Speaking to AFP and elegantly draped in red traditional cloth, gold watch on his wrist, Deputy Prime Minister Themba Masuku insisted on Friday that King Mswati III would engage in January after emerging from his annual three-month retreat.
“I would agree with those who say we need to have some change,” he said, sitting behind his desk in the nearby capital Mbabane.
The palace has banned protests and the promise of dialogue follows the intervention of African mediators. Activists do not believe the offer of talks is genuine.
Mswati, who succeeded his revered father Sobhuza II in 1986, has been accused of draining public coffers.
The 53-year-old monarch’s annual salary, paid by the government, was last reported at around $60 million.
He holds stakes in Eswatini’s main companies — including one of Africa’s largest sugar producers — and caused uproar in 2019 for allegedly gifting Roll Royces and BMWs to his 15 wives.
Coronavirus was the final straw, says Wandile Dlulu, secretary general of Eswatini’s banned main opposition party Pudemo.
“(People) can’t elect a government of their choice, they pay tax but they can’t hold (it) accountable,” he told AFP from a run-down office in Manzini, sitting in the dark due to a power cut.
‘Doesn’t care’
Last Thursday, a small group of textile workers gathered nervously outside a supermarket in Manzini, holding umbrellas against a cold morning drizzle.
Unions had planned a mass protest that day, but fear and the weather deterred participants. Only a handful of women showed up.
Police stood at every street corner, batons hanging from their belts. Some also carried rifles and clutched anti-riot shields. Soldiers patrolled in military vehicles.

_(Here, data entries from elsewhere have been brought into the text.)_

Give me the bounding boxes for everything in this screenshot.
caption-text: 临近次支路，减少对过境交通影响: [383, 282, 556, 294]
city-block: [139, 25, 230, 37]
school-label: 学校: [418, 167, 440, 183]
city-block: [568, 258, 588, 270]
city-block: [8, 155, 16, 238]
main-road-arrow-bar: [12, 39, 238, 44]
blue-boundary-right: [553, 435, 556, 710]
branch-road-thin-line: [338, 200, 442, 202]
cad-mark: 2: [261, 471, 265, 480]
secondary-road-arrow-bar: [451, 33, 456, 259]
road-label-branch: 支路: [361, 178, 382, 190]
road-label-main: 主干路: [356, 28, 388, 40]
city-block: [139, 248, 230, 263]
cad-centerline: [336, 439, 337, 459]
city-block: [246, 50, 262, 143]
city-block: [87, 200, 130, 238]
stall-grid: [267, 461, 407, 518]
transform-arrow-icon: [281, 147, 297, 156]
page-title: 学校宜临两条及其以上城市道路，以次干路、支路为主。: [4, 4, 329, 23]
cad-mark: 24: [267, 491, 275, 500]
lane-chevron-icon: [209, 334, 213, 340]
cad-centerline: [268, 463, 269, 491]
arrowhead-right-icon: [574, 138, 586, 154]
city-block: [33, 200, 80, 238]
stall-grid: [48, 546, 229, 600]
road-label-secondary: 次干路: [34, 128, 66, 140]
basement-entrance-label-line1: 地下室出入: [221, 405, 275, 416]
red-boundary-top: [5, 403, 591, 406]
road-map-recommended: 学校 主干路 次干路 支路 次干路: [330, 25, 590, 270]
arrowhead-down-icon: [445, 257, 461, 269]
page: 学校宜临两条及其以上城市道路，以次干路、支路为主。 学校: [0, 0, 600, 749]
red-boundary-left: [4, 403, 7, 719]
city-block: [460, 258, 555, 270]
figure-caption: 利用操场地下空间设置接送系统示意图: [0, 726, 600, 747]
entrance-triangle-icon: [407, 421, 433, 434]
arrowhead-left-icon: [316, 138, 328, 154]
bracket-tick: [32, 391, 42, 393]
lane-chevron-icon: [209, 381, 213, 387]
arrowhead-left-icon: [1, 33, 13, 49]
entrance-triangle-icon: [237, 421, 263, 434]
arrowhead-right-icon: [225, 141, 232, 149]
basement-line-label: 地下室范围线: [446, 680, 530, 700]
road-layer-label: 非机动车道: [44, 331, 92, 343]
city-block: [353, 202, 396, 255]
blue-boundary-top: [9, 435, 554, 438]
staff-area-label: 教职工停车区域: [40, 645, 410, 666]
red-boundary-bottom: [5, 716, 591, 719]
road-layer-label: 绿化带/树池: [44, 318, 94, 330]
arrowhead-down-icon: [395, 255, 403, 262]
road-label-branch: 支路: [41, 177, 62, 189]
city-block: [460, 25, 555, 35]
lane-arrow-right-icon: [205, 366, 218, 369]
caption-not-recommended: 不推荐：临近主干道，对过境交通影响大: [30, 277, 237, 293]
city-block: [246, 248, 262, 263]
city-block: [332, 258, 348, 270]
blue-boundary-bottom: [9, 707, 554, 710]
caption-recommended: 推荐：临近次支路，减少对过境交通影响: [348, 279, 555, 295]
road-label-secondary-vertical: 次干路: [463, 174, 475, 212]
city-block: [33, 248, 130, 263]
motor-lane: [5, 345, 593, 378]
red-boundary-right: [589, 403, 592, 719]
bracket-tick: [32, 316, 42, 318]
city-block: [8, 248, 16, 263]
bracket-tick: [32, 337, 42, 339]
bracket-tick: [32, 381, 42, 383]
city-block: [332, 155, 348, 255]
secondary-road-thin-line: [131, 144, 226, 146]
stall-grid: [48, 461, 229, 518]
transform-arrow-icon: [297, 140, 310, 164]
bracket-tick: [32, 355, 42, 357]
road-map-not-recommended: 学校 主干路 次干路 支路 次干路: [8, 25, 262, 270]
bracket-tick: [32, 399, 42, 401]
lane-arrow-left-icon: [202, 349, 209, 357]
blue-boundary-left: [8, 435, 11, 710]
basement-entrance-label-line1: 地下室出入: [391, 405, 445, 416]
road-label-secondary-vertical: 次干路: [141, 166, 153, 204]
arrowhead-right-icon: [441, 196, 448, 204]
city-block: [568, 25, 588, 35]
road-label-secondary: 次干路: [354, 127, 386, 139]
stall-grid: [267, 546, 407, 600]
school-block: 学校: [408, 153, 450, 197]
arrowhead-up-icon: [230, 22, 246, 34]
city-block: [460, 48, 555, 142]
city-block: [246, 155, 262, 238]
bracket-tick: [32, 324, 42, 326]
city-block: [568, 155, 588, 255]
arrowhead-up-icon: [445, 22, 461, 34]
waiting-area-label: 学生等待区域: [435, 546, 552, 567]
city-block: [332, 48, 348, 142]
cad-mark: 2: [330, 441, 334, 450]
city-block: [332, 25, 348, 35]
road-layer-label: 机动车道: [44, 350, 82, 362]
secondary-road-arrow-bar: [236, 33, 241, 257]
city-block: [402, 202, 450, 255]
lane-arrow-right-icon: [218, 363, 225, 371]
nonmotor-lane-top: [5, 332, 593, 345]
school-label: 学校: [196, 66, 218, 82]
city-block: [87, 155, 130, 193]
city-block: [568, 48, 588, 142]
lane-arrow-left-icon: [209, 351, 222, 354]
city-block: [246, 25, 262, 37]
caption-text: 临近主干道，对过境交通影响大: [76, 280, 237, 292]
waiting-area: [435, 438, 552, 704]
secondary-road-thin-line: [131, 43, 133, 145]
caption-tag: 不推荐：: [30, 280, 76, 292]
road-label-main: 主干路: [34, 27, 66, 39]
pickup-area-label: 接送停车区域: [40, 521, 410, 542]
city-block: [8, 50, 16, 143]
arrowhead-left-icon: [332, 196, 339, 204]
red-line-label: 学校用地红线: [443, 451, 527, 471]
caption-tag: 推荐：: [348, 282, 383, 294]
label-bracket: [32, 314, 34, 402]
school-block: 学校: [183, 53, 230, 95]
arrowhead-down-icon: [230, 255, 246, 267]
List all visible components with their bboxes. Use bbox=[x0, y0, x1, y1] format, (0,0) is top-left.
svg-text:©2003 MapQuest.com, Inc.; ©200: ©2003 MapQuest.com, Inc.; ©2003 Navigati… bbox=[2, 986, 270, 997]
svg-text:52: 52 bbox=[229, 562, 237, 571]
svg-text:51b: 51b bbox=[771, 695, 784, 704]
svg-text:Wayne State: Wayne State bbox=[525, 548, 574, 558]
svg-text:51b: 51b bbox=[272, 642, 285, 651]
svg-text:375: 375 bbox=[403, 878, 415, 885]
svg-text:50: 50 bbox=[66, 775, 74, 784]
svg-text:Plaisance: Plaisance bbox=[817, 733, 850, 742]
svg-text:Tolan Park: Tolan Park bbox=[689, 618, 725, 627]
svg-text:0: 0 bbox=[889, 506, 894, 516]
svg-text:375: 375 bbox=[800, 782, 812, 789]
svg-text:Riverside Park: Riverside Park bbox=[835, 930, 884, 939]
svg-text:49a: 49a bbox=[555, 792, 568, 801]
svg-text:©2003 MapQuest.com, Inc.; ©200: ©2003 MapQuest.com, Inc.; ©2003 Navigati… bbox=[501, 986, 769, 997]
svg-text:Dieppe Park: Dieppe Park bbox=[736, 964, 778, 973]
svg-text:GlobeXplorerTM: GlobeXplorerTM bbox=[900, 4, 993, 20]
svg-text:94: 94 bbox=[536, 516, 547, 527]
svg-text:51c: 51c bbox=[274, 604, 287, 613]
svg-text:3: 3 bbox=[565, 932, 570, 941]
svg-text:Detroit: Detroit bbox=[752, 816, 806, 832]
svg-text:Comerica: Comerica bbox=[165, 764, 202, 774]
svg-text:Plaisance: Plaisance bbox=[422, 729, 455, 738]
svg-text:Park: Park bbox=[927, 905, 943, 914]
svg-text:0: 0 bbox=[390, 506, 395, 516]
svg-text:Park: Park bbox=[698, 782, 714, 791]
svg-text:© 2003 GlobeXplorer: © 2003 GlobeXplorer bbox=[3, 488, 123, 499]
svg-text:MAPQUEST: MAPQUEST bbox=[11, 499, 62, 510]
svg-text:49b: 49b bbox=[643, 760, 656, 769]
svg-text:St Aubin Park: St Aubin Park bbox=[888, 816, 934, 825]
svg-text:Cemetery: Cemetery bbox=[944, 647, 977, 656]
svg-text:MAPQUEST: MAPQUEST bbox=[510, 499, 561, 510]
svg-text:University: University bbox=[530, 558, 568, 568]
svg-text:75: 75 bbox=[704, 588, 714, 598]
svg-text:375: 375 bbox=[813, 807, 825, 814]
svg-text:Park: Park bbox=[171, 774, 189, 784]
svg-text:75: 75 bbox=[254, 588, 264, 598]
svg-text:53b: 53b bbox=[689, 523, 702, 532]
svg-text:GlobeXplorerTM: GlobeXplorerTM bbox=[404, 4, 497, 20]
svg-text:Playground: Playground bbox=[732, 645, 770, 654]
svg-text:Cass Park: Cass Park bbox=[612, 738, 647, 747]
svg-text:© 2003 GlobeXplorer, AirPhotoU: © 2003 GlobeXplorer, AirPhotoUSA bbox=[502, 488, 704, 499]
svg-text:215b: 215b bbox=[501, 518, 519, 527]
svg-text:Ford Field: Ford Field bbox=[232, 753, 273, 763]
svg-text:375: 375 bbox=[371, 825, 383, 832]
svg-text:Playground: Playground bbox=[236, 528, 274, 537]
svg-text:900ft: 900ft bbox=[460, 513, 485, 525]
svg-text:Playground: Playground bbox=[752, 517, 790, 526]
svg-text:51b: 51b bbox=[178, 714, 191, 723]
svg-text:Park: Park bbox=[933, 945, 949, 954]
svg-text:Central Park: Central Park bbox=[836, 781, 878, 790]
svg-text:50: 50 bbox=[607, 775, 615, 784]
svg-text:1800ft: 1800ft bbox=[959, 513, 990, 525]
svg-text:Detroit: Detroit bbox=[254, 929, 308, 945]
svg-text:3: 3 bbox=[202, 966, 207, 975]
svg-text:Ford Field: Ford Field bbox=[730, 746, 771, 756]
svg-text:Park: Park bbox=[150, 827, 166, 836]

The group walked timidly to a nearby minibus taxi rank. They unzipped their jumpers to reveal red union T-shirts and reached into their handbags for matching caps.
Mswati “doesn’t care about us,” said Jabu Chauca, 49, who raises three children on just $130 per month.
“I am worker and (yet) I am dressed like this,” she exclaimed, pointing to her worn-out purple fleece and tattered skirt.
Police allowed the women to sing a few songs then ushered them away.
In the industrial town of Matsapha, vegetable seller Wonder Mkabela is mainly concerned about his business.
Like many vendors in the area, he sells the bulk of his goods to factory employees on their way home from work.
“If they protest, how can I earn a living?” he asked.